Atmospheric & Gripping
The House Keeper by Valerie Keogh is an absolutely gripping contemporary psychological suspense that I just could not put down.
It was very atmospheric. It employed techniques from the Gothic tradition with an isolated, long forgotten house. The hairs on my head definitely rose at times, especially on the moonless nights when the action ramped up. The house became a character in its own right as it refused to yield its secrets.
All the characters were well drawn and realistic. An air of suspicion and mistrust wafted over many as I wondered just who was hiding what? Whispers in the night and huddled secrets need to come out.
Guilt and grief surrounded a newly widowed character. She felt burdened and was hiding a guilty secret. All was not as it seemed.
The Nurse by Valerie Keogh is an absolutely marvellous contemporary psychological thriller that I just could not put down.
Valerie Keogh is a fantastic author who draws you into the world of The Nurse with her words.

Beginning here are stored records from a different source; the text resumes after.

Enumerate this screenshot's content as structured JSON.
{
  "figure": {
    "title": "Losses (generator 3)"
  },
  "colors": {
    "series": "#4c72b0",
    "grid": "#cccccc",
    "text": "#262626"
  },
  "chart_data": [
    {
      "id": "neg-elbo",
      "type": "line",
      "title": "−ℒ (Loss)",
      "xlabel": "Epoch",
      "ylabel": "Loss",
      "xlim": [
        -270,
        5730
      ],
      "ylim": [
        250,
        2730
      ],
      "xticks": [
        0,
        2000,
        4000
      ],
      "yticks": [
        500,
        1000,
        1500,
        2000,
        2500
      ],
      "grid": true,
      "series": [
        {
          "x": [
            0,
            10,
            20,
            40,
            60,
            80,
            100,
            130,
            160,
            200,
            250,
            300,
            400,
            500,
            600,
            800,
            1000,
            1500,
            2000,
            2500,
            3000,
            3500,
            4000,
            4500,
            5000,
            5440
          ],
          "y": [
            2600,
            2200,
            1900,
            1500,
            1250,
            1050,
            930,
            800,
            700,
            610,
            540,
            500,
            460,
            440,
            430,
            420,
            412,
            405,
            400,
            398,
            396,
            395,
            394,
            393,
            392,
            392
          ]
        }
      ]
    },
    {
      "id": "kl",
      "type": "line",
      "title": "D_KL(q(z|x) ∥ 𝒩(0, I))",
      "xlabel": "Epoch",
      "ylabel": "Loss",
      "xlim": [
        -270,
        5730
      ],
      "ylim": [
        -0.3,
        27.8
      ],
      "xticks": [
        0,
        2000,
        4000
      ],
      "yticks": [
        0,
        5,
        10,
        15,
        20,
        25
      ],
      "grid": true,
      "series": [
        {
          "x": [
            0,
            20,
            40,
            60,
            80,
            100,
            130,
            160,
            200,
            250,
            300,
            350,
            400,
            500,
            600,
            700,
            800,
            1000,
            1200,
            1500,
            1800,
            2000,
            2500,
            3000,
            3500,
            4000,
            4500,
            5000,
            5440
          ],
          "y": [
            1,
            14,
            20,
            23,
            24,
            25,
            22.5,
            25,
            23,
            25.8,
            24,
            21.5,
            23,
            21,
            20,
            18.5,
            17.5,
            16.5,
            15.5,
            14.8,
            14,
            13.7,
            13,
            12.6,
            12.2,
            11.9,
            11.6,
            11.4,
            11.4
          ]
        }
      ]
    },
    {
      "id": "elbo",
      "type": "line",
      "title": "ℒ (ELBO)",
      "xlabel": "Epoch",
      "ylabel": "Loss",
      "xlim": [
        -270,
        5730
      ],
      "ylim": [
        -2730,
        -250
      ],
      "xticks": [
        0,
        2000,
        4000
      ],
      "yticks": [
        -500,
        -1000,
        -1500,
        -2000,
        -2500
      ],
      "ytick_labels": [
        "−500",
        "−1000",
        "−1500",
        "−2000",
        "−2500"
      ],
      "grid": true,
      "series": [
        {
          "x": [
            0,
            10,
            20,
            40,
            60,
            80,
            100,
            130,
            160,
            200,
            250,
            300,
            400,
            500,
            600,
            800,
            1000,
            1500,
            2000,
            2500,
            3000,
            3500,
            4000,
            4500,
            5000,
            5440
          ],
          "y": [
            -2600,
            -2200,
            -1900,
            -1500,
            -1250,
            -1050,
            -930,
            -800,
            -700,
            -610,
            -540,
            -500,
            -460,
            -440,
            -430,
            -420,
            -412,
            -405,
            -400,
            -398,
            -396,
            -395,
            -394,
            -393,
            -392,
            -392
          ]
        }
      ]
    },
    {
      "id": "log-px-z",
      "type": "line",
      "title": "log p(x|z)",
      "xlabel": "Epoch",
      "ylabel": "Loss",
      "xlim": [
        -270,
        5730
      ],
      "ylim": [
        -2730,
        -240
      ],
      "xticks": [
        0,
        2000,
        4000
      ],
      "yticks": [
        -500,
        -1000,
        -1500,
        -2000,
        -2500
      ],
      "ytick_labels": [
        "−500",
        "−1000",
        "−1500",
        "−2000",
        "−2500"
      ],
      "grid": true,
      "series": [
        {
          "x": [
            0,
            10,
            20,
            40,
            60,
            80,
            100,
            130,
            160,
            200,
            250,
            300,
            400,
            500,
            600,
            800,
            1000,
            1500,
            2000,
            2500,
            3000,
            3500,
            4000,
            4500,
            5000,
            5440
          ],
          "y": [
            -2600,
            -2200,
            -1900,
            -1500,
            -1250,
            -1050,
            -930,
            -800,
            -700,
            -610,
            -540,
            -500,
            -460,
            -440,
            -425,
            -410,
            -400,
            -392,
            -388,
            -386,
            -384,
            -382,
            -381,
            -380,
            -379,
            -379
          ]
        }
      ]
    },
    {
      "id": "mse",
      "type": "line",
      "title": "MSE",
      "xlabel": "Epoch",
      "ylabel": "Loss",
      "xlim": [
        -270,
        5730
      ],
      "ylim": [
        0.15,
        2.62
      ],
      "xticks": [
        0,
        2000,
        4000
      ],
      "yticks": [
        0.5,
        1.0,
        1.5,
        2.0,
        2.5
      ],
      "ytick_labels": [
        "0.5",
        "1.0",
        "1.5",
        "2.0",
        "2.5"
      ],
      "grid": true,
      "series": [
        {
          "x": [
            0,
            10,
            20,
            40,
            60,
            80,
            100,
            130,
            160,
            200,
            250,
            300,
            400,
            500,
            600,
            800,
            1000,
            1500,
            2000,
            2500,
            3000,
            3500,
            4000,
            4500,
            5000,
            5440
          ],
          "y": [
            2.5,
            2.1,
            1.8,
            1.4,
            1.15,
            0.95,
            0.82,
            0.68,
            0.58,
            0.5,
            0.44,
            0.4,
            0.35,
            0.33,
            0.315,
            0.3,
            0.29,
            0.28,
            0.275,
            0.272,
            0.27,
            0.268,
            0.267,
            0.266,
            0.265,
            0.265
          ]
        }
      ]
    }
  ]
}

Whilst of questionable motives, the lead character is likable, realistic and elicits feelings of sympathy from the reader. I could recognize myself in her as a child, suffering at the hands of the school bully. We feel shock and horror at the event that left her alone at aged just sixteen.

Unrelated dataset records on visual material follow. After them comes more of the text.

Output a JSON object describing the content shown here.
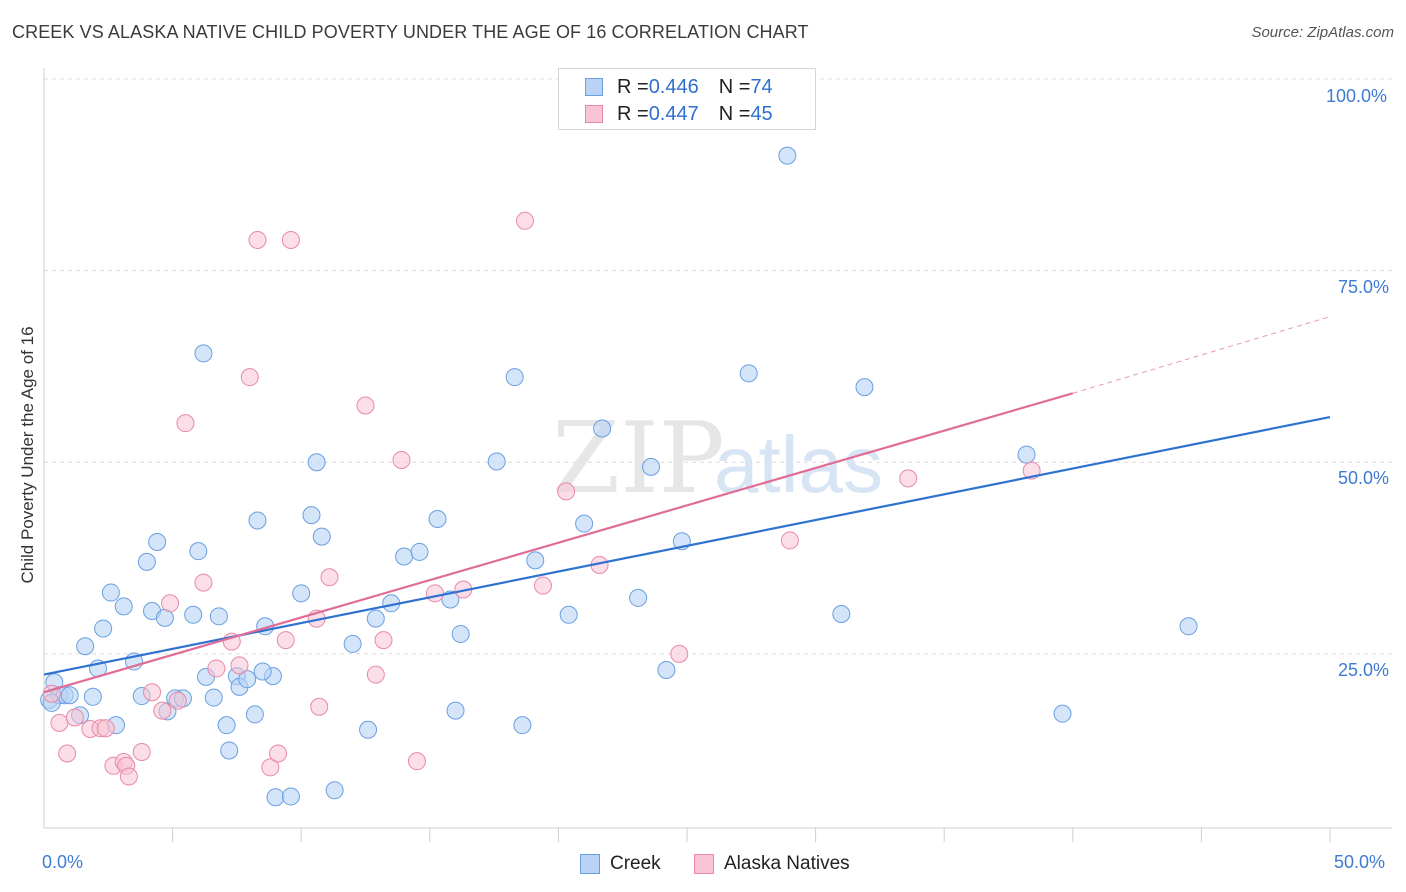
{
  "header": {
    "title": "CREEK VS ALASKA NATIVE CHILD POVERTY UNDER THE AGE OF 16 CORRELATION CHART",
    "source": "Source: ZipAtlas.com"
  },
  "watermark": {
    "zip": "ZIP",
    "atlas": "atlas"
  },
  "legend": {
    "creek": {
      "r_label": "R = ",
      "r_value": "0.446",
      "n_label": "N = ",
      "n_value": "74",
      "name": "Creek"
    },
    "alaska": {
      "r_label": "R = ",
      "r_value": "0.447",
      "n_label": "N = ",
      "n_value": "45",
      "name": "Alaska Natives"
    }
  },
  "axes": {
    "x_min_label": "0.0%",
    "x_max_label": "50.0%",
    "y_ticks": [
      "100.0%",
      "75.0%",
      "50.0%",
      "25.0%"
    ],
    "y_label": "Child Poverty Under the Age of 16"
  },
  "colors": {
    "creek_fill": "#b8d3f5",
    "creek_stroke": "#6a9fe0",
    "creek_line": "#2f72d0",
    "alaska_fill": "#f8c3d3",
    "alaska_stroke": "#e889a8",
    "alaska_line": "#e06d97",
    "grid": "#dcdcdc",
    "tick_text": "#3d7bd4"
  },
  "chart_data": {
    "type": "scatter",
    "title": "CREEK VS ALASKA NATIVE CHILD POVERTY UNDER THE AGE OF 16 CORRELATION CHART",
    "xlabel": "",
    "ylabel": "Child Poverty Under the Age of 16",
    "xlim": [
      0,
      50
    ],
    "ylim": [
      0,
      102
    ],
    "grid": true,
    "legend_position": "top-center",
    "series": [
      {
        "name": "Creek",
        "r": 0.446,
        "n": 74,
        "trend": {
          "x": [
            0,
            50
          ],
          "y": [
            22.3,
            55.9
          ]
        },
        "points": [
          [
            0.2,
            19.0
          ],
          [
            0.4,
            21.3
          ],
          [
            0.6,
            19.6
          ],
          [
            0.8,
            19.6
          ],
          [
            1.0,
            19.6
          ],
          [
            1.4,
            17.0
          ],
          [
            1.6,
            26.0
          ],
          [
            1.9,
            19.4
          ],
          [
            2.1,
            23.1
          ],
          [
            2.3,
            28.3
          ],
          [
            2.6,
            33.0
          ],
          [
            2.8,
            15.7
          ],
          [
            3.1,
            31.2
          ],
          [
            3.5,
            24.0
          ],
          [
            3.8,
            19.5
          ],
          [
            4.0,
            37.0
          ],
          [
            4.2,
            30.6
          ],
          [
            4.4,
            39.6
          ],
          [
            4.7,
            29.7
          ],
          [
            4.8,
            17.5
          ],
          [
            5.1,
            19.2
          ],
          [
            5.4,
            19.2
          ],
          [
            5.8,
            30.1
          ],
          [
            6.0,
            38.4
          ],
          [
            6.2,
            64.2
          ],
          [
            6.3,
            22.0
          ],
          [
            6.6,
            19.3
          ],
          [
            6.8,
            29.9
          ],
          [
            7.1,
            15.7
          ],
          [
            7.2,
            12.4
          ],
          [
            7.5,
            22.1
          ],
          [
            7.6,
            20.7
          ],
          [
            7.9,
            21.7
          ],
          [
            8.2,
            17.1
          ],
          [
            8.3,
            42.4
          ],
          [
            8.6,
            28.6
          ],
          [
            8.9,
            22.1
          ],
          [
            9.0,
            6.3
          ],
          [
            9.6,
            6.4
          ],
          [
            10.0,
            32.9
          ],
          [
            10.4,
            43.1
          ],
          [
            10.6,
            50.0
          ],
          [
            10.8,
            40.3
          ],
          [
            11.3,
            7.2
          ],
          [
            12.0,
            26.3
          ],
          [
            12.6,
            15.1
          ],
          [
            12.9,
            29.6
          ],
          [
            13.5,
            31.6
          ],
          [
            14.0,
            37.7
          ],
          [
            14.6,
            38.3
          ],
          [
            15.3,
            42.6
          ],
          [
            15.8,
            32.1
          ],
          [
            16.0,
            17.6
          ],
          [
            16.2,
            27.6
          ],
          [
            17.6,
            50.1
          ],
          [
            18.3,
            61.1
          ],
          [
            18.6,
            15.7
          ],
          [
            19.1,
            37.2
          ],
          [
            20.4,
            30.1
          ],
          [
            21.0,
            42.0
          ],
          [
            21.7,
            54.4
          ],
          [
            23.1,
            32.3
          ],
          [
            23.6,
            49.4
          ],
          [
            24.2,
            22.9
          ],
          [
            24.8,
            39.7
          ],
          [
            27.4,
            61.6
          ],
          [
            28.9,
            90.0
          ],
          [
            31.0,
            30.2
          ],
          [
            31.9,
            59.8
          ],
          [
            38.2,
            51.0
          ],
          [
            39.6,
            17.2
          ],
          [
            44.5,
            28.6
          ],
          [
            0.3,
            18.6
          ],
          [
            8.5,
            22.7
          ]
        ]
      },
      {
        "name": "Alaska Natives",
        "r": 0.447,
        "n": 45,
        "trend": {
          "x": [
            0,
            40
          ],
          "y": [
            20.0,
            59.0
          ],
          "dashed_to": {
            "x": 50,
            "y": 69.0
          }
        },
        "points": [
          [
            0.3,
            19.8
          ],
          [
            0.6,
            16.0
          ],
          [
            0.9,
            12.0
          ],
          [
            1.2,
            16.7
          ],
          [
            1.8,
            15.2
          ],
          [
            2.2,
            15.3
          ],
          [
            2.4,
            15.3
          ],
          [
            2.7,
            10.4
          ],
          [
            3.1,
            10.9
          ],
          [
            3.2,
            10.4
          ],
          [
            3.3,
            9.0
          ],
          [
            3.8,
            12.2
          ],
          [
            4.2,
            20.0
          ],
          [
            4.6,
            17.6
          ],
          [
            4.9,
            31.6
          ],
          [
            5.2,
            18.9
          ],
          [
            5.5,
            55.1
          ],
          [
            6.2,
            34.3
          ],
          [
            6.7,
            23.1
          ],
          [
            7.3,
            26.6
          ],
          [
            7.6,
            23.5
          ],
          [
            8.0,
            61.1
          ],
          [
            8.3,
            79.0
          ],
          [
            8.8,
            10.2
          ],
          [
            9.1,
            12.0
          ],
          [
            9.4,
            26.8
          ],
          [
            9.6,
            79.0
          ],
          [
            10.6,
            29.6
          ],
          [
            10.7,
            18.1
          ],
          [
            11.1,
            35.0
          ],
          [
            12.5,
            57.4
          ],
          [
            12.9,
            22.3
          ],
          [
            13.2,
            26.8
          ],
          [
            13.9,
            50.3
          ],
          [
            14.5,
            11.0
          ],
          [
            15.2,
            32.9
          ],
          [
            16.3,
            33.4
          ],
          [
            18.7,
            81.5
          ],
          [
            19.4,
            33.9
          ],
          [
            20.3,
            46.2
          ],
          [
            21.6,
            36.6
          ],
          [
            24.7,
            25.0
          ],
          [
            29.0,
            39.8
          ],
          [
            33.6,
            47.9
          ],
          [
            38.4,
            48.9
          ]
        ]
      }
    ]
  }
}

The leading lady is a blend of vulnerable yet strong; empathetic and downright evil. She seems to have second sight into the character of people but at the crucial moment, it lets her down.
We see the devastation that loss leaves – a character is frozen in time; another sees his daughter everywhere he looks.
Our responses to characters are guided by Valerie Keogh’s marvellous pen. I found it surprising when I did a complete u-turn in my response to a character!
The Librarian by Valerie Keogh is a thrilling contemporary suspense that entertained me as my pulse rose. It is definitely not a book to be read alone on a dark night or you will be awake listening to every creak and groan!
The past is a dreadful place to inhabit – ten years of guilt tormenting a character who cannot quite get past one night that haunts her memory.
Full descriptions create an eerie atmosphere that plunge the reader, along with the characters, into a nightmare as a life seems to be spiraling out of control. It seems that trouble is following and messing with a mind that is already disquieted.
We see the bond of sisterhood between sisters and friends as they support each other through troubling seasons.
London, though huge, can be very lonely and is a place where no one will hear you scream.
The Widow by Valerie Keogh is a totally gripping contemporary psychological thriller that I could not put down.
As the novel opens we ‘hear’ the perpetrator but do not know who it is. Throughout the novel this voice is interspersed with the narrative. We learn of the motivation for past actions as we cling on to the roller coaster ride into the future.
We witness the damage and devastation that ambition can do. It is a terrible master. When pound signs dangle in front of eyes, actions will never be good.
There is the motif of prisons. Many characters, though physically free, have been imprisoned mentally for years. They walled themselves up brick by brick.
On the opposite side of the coin, there is love. The book is ultimately a search to be loved and to belong. Isolation may protect but love is far better.